Mr. Pardy, however, noted there were also many who supported the government’s stance.

“The biggest disappointment is the support that an awful lot of people gave this program and wanted more of it without seeming to have any significant appreciation for the aberration that it represented,” he said.

‘Licence to Punish’

The professor said one can see “a lot of the problems” across society through the lens of environmental law, the subject he focused on when he first started his academic career.

He cited examples including “the dilution of private rights, … the disappearance of certain kinds of due process, … and the erosion of what we thought were our constitutional rights.”

“The whole thing is sort of veering off the track in my view,” Mr. Pardy said. “It’s a very interesting microcosm, or case study, of the larger legal picture in which the ground really is moving beneath our feet in ways that we don’t suspect.”

The professor also warned about the “pretend diversity” advocated in the doctrine of equity, inclusion, and diversity by social justice warriors being adopted by authorities.

“If the government has a licence to treat people differently, depending upon their identity, then they now have a licence to punish and reward as they wish,” he said.

Mr. Pardy argued that an administrative state and its people “are inclined to see the rule of law as an obstacle and inconvenience” to achieving the kind of society they want.

What they’re failing to understand, he said, is that this so-called obstacle and inconvenience provided by the rule of law is there in fact “to prevent you from managing things on a case-by-case, one-off basis, making up things as you go along.”

“If you are going to adjust your rules for every particular case, so as to provide the outcome that you want, that means you don’t really have a rule at all,” he said.

‘No Accountability’

Mr. Pardy said the separation of powers between the legislative, executive, and judicial branches is crucial within government, and although the idea of checks and balances still exists as a principle, “in practice, it’s just heading out the door.”

“So what happens is, the legislature passes statutes that give broad rule-making power to the executive branch.

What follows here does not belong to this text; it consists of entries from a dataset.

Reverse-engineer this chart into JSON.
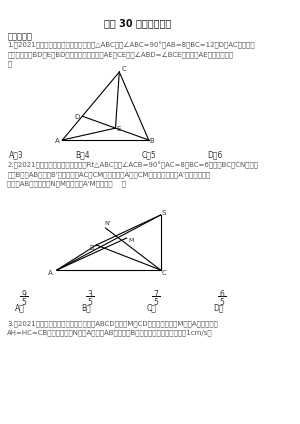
{
  "title": "专题 30 动点综合问题",
  "section1": "一、单选题",
  "q1_line1": "1.（2021广西百色市中考真题）如图，在△ABC中，∠ABC=90°，AB=8，BC=12，D为AC边上的一",
  "q1_line2": "个动点，连接BD，E为BD上的一个动点，连接AE，CE，为∠ABD=∠BCE时，则线AE的最小值是（",
  "q1_line3": "）",
  "q1_opts": [
    "A．3",
    "B．4",
    "C．5",
    "D．6"
  ],
  "q2_line1": "2.（2021内蒙古中考真题）如图，在Rt△ABC中，∠ACB=90°，AC=8，BC=6，将边BC沿CN旋转，",
  "q2_line2": "使点B落在AB上的点B'处，再将边AC与CM旋转，使点A落在CM的延长线上的点A'处，两条新线",
  "q2_line3": "与旧线AB分别交于点N，M，则线段A'M的长为（    ）",
  "q2_opts_num": [
    "9",
    "3",
    "7",
    "6"
  ],
  "q2_opts_den": [
    "5",
    "5",
    "5",
    "5"
  ],
  "q2_opts_letter": [
    "A．",
    "B．",
    "C．",
    "D．"
  ],
  "q3_line1": "3.（2021南昌市中考真题）如图，在矩形ABCD中，点M为CD边上的一点，点M从点A出发沿折线",
  "q3_line2": "AH=HC=CB始终成立，点N从点A出发沿AB运动到点B停止，它们的运动速度都是1cm/s，",
  "bg_color": "#ffffff",
  "text_color": "#555555",
  "title_color": "#111111"
}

And the courts defer to the decisions of the executive branch. And the legislature even gives the executive branch the power to adjudicate things … in tribunals, or boards, or commissions and so on,” he said.

“So you have the executive branch now, making rules, deciding cases, and executing. They’re doing the three jobs of the three different branches, all in one branch.

“And of course, there’s no accountability, because you don’t know who’s doing what now. And they’re … all in on it together,” he added.